What do you mean by pollster bias in an election? I came across harvards election poll data science question. I which they ask:
Is there a pollster bias in presidential election polls? What exactly is a pollster bias? can some one explain it to me in layman terms?
 A: Usual estimators in sampling are unbiased, but this only holds under certain conditions that are unlikely to be met in case of election polls (no non-response, probabilistic sampling, etc.).

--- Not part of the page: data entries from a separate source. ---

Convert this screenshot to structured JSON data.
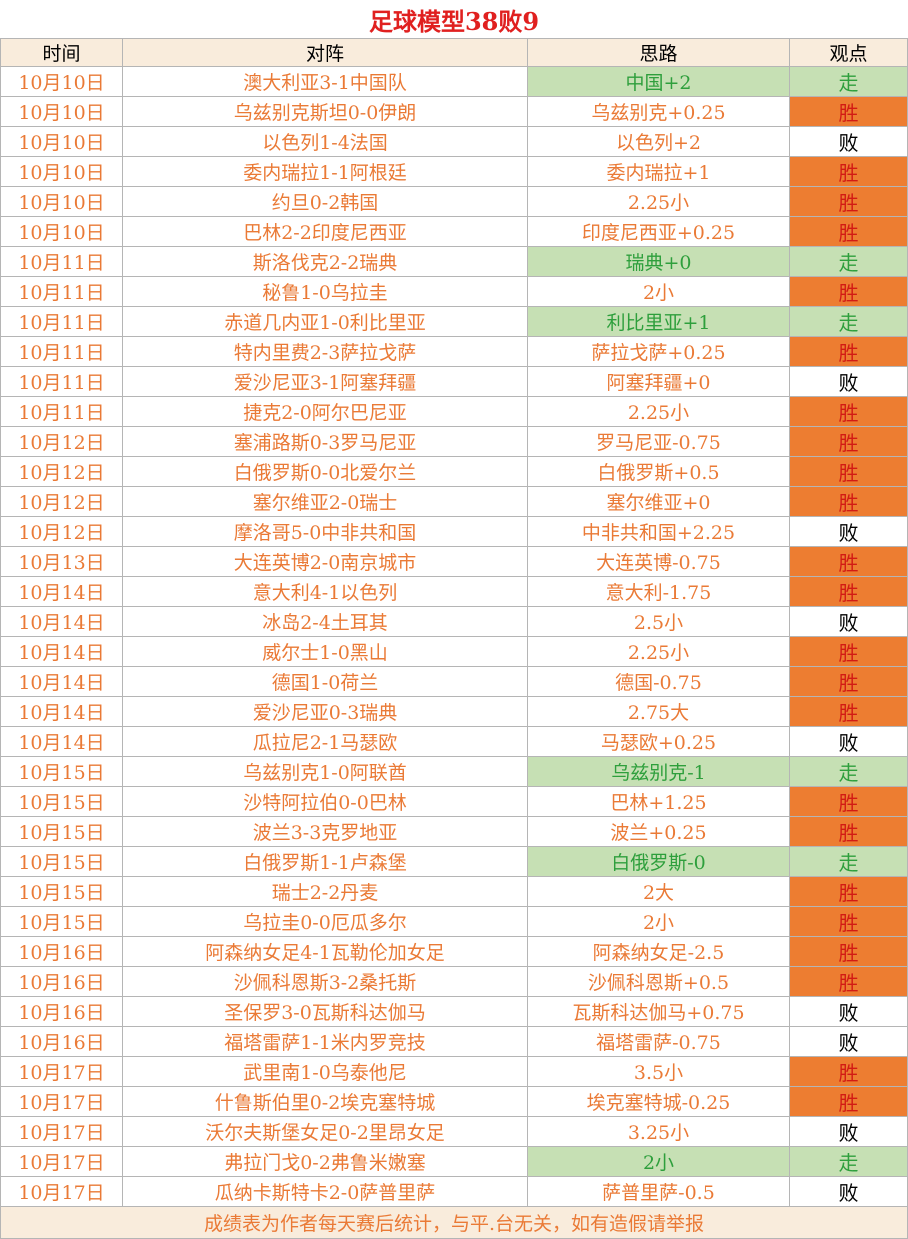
{
  "title": "足球模型38败9",
  "headers": {
    "date": "时间",
    "match": "对阵",
    "strategy": "思路",
    "verdict": "观点"
  },
  "rows": [
    {
      "date": "10月10日",
      "match": "澳大利亚3-1中国队",
      "strategy": "中国+2",
      "verdict": "走"
    },
    {
      "date": "10月10日",
      "match": "乌兹别克斯坦0-0伊朗",
      "strategy": "乌兹别克+0.25",
      "verdict": "胜"
    },
    {
      "date": "10月10日",
      "match": "以色列1-4法国",
      "strategy": "以色列+2",
      "verdict": "败"
    },
    {
      "date": "10月10日",
      "match": "委内瑞拉1-1阿根廷",
      "strategy": "委内瑞拉+1",
      "verdict": "胜"
    },
    {
      "date": "10月10日",
      "match": "约旦0-2韩国",
      "strategy": "2.25小",
      "verdict": "胜"
    },
    {
      "date": "10月10日",
      "match": "巴林2-2印度尼西亚",
      "strategy": "印度尼西亚+0.25",
      "verdict": "胜"
    },
    {
      "date": "10月11日",
      "match": "斯洛伐克2-2瑞典",
      "strategy": "瑞典+0",
      "verdict": "走"
    },
    {
      "date": "10月11日",
      "match": "秘鲁1-0乌拉圭",
      "strategy": "2小",
      "verdict": "胜"
    },
    {
      "date": "10月11日",
      "match": "赤道几内亚1-0利比里亚",
      "strategy": "利比里亚+1",
      "verdict": "走"
    },
    {
      "date": "10月11日",
      "match": "特内里费2-3萨拉戈萨",
      "strategy": "萨拉戈萨+0.25",
      "verdict": "胜"
    },
    {
      "date": "10月11日",
      "match": "爱沙尼亚3-1阿塞拜疆",
      "strategy": "阿塞拜疆+0",
      "verdict": "败"
    },
    {
      "date": "10月11日",
      "match": "捷克2-0阿尔巴尼亚",
      "strategy": "2.25小",
      "verdict": "胜"
    },
    {
      "date": "10月12日",
      "match": "塞浦路斯0-3罗马尼亚",
      "strategy": "罗马尼亚-0.75",
      "verdict": "胜"
    },
    {
      "date": "10月12日",
      "match": "白俄罗斯0-0北爱尔兰",
      "strategy": "白俄罗斯+0.5",
      "verdict": "胜"
    },
    {
      "date": "10月12日",
      "match": "塞尔维亚2-0瑞士",
      "strategy": "塞尔维亚+0",
      "verdict": "胜"
    },
    {
      "date": "10月12日",
      "match": "摩洛哥5-0中非共和国",
      "strategy": "中非共和国+2.25",
      "verdict": "败"
    },
    {
      "date": "10月13日",
      "match": "大连英博2-0南京城市",
      "strategy": "大连英博-0.75",
      "verdict": "胜"
    },
    {
      "date": "10月14日",
      "match": "意大利4-1以色列",
      "strategy": "意大利-1.75",
      "verdict": "胜"
    },
    {
      "date": "10月14日",
      "match": "冰岛2-4土耳其",
      "strategy": "2.5小",
      "verdict": "败"
    },
    {
      "date": "10月14日",
      "match": "威尔士1-0黑山",
      "strategy": "2.25小",
      "verdict": "胜"
    },
    {
      "date": "10月14日",
      "match": "德国1-0荷兰",
      "strategy": "德国-0.75",
      "verdict": "胜"
    },
    {
      "date": "10月14日",
      "match": "爱沙尼亚0-3瑞典",
      "strategy": "2.75大",
      "verdict": "胜"
    },
    {
      "date": "10月14日",
      "match": "瓜拉尼2-1马瑟欧",
      "strategy": "马瑟欧+0.25",
      "verdict": "败"
    },
    {
      "date": "10月15日",
      "match": "乌兹别克1-0阿联酋",
      "strategy": "乌兹别克-1",
      "verdict": "走"
    },
    {
      "date": "10月15日",
      "match": "沙特阿拉伯0-0巴林",
      "strategy": "巴林+1.25",
      "verdict": "胜"
    },
    {
      "date": "10月15日",
      "match": "波兰3-3克罗地亚",
      "strategy": "波兰+0.25",
      "verdict": "胜"
    },
    {
      "date": "10月15日",
      "match": "白俄罗斯1-1卢森堡",
      "strategy": "白俄罗斯-0",
      "verdict": "走"
    },
    {
      "date": "10月15日",
      "match": "瑞士2-2丹麦",
      "strategy": "2大",
      "verdict": "胜"
    },
    {
      "date": "10月15日",
      "match": "乌拉圭0-0厄瓜多尔",
      "strategy": "2小",
      "verdict": "胜"
    },
    {
      "date": "10月16日",
      "match": "阿森纳女足4-1瓦勒伦加女足",
      "strategy": "阿森纳女足-2.5",
      "verdict": "胜"
    },
    {
      "date": "10月16日",
      "match": "沙佩科恩斯3-2桑托斯",
      "strategy": "沙佩科恩斯+0.5",
      "verdict": "胜"
    },
    {
      "date": "10月16日",
      "match": "圣保罗3-0瓦斯科达伽马",
      "strategy": "瓦斯科达伽马+0.75",
      "verdict": "败"
    },
    {
      "date": "10月16日",
      "match": "福塔雷萨1-1米内罗竞技",
      "strategy": "福塔雷萨-0.75",
      "verdict": "败"
    },
    {
      "date": "10月17日",
      "match": "武里南1-0乌泰他尼",
      "strategy": "3.5小",
      "verdict": "胜"
    },
    {
      "date": "10月17日",
      "match": "什鲁斯伯里0-2埃克塞特城",
      "strategy": "埃克塞特城-0.25",
      "verdict": "胜"
    },
    {
      "date": "10月17日",
      "match": "沃尔夫斯堡女足0-2里昂女足",
      "strategy": "3.25小",
      "verdict": "败"
    },
    {
      "date": "10月17日",
      "match": "弗拉门戈0-2弗鲁米嫩塞",
      "strategy": "2小",
      "verdict": "走"
    },
    {
      "date": "10月17日",
      "match": "瓜纳卡斯特卡2-0萨普里萨",
      "strategy": "萨普里萨-0.5",
      "verdict": "败"
    }
  ],
  "footer": "成绩表为作者每天赛后统计，与平.台无关，如有造假请举报",
  "colors": {
    "win_bg": "#ed7d31",
    "win_text": "#d21b14",
    "push_bg": "#c6e0b4",
    "push_text": "#2e9f3c",
    "lose_text": "#000000",
    "orange_text": "#ea7a36",
    "title": "#e0201f"
  }
}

If estimators used by pollsters were truly unbiased, errors would be equally distributed around 0, but it's clearly not what happens: see for example http://fivethirtyeight.blogs.nytimes.com/2012/11/10/which-polls-fared-best-and-worst-in-the-2012-presidential-race/
I guess the models and methods used by pollsters tend to be re-used from one election to another, which means "pollster bias" can somehow be
measured and predicted (which is also probably why Nate Silver used a pollster rating to compute his famous election predictions: http://fivethirtyeight.com/features/how-fivethirtyeight-calculates-pollster-ratings/)
In layman terms, I would sum this up as : Part of the estimation depends on mahtematical models. Models used are specific to each pollster, and are built upon view or experience. Modeling errors lead to biases, and pollsters are likely to re-use models they've already built for previous elections.